Bolly Rich, a sports columnist for The Dallas Morning News, had always been fair to him. Even when he didn’t perform well, like one Monday Night Football game against Pittsburgh. It was his rookie year, his first time playing the Steelers on their turf. He played the worst game of his career. Bolly’s column the next morning had been critical, but he’d placed part of the blame for the humiliating loss on the offensive line, which had done precious little to protect the new quarterback. He hadn’t crucified Griff the way other sportswriters had. That wasn’t Bolly’s style.

Griff was hoping to appeal to Bolly’s sense of fair play now. “I fucked up,” he said. “Huge.”

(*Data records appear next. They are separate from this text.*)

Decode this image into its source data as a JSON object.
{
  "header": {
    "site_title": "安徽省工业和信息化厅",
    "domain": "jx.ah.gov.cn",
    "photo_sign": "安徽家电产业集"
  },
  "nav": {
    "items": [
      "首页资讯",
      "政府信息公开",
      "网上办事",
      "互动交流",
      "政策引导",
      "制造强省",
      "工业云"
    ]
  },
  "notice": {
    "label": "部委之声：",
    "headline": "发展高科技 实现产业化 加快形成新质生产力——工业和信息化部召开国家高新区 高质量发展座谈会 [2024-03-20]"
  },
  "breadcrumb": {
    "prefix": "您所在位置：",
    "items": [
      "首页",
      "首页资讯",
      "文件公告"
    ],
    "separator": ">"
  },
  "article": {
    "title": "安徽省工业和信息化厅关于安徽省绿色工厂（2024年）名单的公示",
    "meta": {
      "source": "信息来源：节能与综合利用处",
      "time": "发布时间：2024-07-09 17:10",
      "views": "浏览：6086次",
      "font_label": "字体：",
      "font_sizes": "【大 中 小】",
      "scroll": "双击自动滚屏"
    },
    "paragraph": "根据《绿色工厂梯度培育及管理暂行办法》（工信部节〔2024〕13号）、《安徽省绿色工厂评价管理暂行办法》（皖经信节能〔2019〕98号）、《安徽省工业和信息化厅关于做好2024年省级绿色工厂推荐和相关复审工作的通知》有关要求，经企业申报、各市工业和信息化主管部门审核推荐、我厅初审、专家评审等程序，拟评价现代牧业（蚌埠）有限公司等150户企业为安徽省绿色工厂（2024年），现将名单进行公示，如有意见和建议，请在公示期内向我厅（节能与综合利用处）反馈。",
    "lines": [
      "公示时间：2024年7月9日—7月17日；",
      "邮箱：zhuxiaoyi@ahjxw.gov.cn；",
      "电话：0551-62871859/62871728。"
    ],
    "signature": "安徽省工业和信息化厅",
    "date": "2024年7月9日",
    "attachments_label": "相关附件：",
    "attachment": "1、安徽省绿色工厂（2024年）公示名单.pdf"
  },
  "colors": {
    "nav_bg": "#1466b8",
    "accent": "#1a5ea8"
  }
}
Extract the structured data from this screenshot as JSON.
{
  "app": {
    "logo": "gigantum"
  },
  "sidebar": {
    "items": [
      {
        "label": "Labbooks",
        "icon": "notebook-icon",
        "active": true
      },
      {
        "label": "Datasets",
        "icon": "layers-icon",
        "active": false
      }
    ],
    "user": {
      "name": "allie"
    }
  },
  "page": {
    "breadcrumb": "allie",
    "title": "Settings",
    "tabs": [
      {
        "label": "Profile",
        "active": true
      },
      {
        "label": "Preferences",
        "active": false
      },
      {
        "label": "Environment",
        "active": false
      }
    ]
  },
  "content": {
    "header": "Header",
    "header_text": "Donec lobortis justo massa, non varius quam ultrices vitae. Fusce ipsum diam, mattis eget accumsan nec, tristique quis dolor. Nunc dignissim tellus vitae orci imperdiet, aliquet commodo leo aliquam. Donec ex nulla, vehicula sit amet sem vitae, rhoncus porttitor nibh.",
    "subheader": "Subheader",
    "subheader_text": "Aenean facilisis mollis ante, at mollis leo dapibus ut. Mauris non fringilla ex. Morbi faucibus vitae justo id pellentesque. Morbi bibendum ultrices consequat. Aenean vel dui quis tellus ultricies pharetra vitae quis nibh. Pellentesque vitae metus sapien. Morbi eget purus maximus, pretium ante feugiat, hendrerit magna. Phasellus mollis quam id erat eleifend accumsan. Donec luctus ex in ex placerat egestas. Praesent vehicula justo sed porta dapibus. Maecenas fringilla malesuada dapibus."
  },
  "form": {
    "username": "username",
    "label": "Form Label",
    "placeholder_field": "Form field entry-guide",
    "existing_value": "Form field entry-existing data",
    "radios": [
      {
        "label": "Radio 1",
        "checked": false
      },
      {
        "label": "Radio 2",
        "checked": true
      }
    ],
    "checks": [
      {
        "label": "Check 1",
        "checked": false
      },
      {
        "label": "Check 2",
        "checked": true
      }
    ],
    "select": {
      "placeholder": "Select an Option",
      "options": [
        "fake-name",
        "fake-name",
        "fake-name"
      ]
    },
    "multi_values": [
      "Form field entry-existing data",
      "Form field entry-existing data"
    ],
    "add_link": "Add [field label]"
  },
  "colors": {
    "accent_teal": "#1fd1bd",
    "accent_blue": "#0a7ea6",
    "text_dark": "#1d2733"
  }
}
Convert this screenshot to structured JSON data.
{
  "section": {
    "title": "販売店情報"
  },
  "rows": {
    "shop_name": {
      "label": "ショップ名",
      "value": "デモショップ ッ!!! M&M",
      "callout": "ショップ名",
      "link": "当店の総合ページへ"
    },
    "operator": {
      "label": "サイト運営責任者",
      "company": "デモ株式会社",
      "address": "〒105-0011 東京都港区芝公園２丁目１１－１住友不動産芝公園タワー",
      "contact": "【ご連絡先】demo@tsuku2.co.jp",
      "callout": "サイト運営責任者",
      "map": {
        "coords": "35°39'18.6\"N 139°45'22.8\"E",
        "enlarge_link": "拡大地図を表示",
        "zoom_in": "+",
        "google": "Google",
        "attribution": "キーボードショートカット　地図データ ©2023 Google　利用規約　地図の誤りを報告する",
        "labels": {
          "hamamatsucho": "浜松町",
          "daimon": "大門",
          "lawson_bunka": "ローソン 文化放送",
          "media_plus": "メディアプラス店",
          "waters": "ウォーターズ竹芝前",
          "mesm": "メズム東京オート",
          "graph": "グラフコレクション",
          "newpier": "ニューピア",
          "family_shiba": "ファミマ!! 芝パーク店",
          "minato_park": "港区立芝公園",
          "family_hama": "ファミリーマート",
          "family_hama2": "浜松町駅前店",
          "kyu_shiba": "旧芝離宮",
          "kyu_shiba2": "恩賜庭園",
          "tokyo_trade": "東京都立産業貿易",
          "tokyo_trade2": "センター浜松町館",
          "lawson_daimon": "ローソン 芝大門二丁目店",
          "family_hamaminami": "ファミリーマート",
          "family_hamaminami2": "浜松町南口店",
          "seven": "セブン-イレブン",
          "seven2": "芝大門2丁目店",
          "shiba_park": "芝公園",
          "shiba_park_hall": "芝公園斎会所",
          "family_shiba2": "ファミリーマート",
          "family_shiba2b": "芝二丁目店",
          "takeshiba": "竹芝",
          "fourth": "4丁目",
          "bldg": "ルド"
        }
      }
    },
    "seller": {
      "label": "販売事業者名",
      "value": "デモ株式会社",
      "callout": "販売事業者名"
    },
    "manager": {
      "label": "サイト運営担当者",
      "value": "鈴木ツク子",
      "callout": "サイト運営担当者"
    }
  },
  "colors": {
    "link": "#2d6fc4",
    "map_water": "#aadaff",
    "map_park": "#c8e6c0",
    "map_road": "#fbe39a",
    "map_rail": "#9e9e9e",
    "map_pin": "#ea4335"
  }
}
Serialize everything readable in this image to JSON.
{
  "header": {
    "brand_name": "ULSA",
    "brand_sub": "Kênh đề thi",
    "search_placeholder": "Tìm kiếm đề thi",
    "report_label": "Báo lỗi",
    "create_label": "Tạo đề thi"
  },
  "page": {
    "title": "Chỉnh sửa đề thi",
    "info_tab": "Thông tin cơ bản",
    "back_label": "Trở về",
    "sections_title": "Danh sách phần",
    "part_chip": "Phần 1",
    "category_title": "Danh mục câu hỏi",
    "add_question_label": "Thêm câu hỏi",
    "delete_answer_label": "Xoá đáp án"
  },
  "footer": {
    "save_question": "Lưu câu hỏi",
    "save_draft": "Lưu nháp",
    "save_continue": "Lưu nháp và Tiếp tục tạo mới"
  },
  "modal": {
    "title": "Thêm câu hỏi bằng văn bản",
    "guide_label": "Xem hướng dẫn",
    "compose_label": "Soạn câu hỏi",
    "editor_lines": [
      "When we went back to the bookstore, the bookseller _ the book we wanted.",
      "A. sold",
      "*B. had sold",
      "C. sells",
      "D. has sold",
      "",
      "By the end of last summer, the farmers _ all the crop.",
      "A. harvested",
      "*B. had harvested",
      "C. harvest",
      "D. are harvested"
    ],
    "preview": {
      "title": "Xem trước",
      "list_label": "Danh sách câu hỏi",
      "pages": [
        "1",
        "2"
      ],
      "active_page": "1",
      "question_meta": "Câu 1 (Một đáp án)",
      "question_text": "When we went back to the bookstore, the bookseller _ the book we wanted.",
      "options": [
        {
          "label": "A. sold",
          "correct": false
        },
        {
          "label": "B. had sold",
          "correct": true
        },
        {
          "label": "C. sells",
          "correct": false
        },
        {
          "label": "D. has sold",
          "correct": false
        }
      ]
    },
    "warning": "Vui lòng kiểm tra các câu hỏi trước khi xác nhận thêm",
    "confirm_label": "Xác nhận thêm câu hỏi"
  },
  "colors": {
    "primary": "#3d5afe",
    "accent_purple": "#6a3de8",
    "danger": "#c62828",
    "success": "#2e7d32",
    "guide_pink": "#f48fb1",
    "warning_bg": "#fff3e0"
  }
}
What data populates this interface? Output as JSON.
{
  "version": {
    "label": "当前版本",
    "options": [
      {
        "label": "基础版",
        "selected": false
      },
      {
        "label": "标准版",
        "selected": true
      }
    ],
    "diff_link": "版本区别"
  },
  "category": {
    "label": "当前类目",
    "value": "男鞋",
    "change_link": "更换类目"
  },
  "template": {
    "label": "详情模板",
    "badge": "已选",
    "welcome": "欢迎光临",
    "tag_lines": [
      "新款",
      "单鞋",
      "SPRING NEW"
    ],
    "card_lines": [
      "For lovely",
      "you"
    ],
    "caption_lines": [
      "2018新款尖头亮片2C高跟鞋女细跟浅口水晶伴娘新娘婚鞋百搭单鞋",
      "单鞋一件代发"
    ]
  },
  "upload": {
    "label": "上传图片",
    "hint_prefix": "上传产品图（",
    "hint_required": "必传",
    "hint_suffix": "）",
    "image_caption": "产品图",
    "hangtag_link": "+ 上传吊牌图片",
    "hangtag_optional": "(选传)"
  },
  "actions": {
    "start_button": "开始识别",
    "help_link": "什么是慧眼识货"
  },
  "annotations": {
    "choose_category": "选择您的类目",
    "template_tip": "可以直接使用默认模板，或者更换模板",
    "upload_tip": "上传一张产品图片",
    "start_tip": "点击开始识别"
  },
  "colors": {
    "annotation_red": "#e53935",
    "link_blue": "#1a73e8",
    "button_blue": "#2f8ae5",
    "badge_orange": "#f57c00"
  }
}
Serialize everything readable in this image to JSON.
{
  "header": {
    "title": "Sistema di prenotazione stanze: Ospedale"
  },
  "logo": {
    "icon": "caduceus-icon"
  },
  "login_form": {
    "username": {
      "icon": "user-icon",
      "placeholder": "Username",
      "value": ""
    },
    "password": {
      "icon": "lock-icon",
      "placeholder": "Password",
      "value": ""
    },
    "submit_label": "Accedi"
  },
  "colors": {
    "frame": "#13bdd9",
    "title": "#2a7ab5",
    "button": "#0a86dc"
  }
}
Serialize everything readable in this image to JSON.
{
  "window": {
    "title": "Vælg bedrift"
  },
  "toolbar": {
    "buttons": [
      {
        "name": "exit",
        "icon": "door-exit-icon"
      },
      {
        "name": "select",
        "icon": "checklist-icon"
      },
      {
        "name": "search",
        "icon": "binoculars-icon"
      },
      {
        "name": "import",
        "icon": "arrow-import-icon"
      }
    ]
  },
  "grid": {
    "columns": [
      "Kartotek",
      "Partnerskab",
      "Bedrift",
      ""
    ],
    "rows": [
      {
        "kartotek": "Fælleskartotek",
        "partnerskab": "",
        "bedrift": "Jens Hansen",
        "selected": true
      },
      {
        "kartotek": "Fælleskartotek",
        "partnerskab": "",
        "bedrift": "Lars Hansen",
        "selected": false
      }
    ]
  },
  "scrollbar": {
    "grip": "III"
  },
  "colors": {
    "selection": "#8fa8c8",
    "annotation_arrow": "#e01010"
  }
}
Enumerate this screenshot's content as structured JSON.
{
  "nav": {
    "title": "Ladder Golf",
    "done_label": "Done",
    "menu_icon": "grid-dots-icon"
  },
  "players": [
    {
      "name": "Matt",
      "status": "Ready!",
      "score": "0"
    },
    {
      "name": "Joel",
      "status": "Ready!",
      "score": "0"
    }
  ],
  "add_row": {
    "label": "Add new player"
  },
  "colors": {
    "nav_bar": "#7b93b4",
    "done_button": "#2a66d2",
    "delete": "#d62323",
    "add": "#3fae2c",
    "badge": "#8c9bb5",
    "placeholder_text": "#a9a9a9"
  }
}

“How could you do it, Griff? Especially after such an outstanding season. You were one game away from the Super Bowl. All you had to do was win that game against Washington.”

“Yep.”

“No way Oakland could have defeated the Cowboys that year. Y’all would have waltzed through the Super Bowl game against them.”

“I know that, too.”

“You only had to get the ball to Whitethorn, who was standing on the two. The two! Nobody near him.”

Bolly didn’t have to recount the play for him. He’d replayed it in his mind a thousand times since he threw that pass while the final seconds of the game ticked off the clock.

Fourth and goal on the Redskins’-it would be the goddamn Redskins-ten-yard line. Cowboys trail by four. A field goal won’t do it.

The center snapped the ball into Griff’s hands.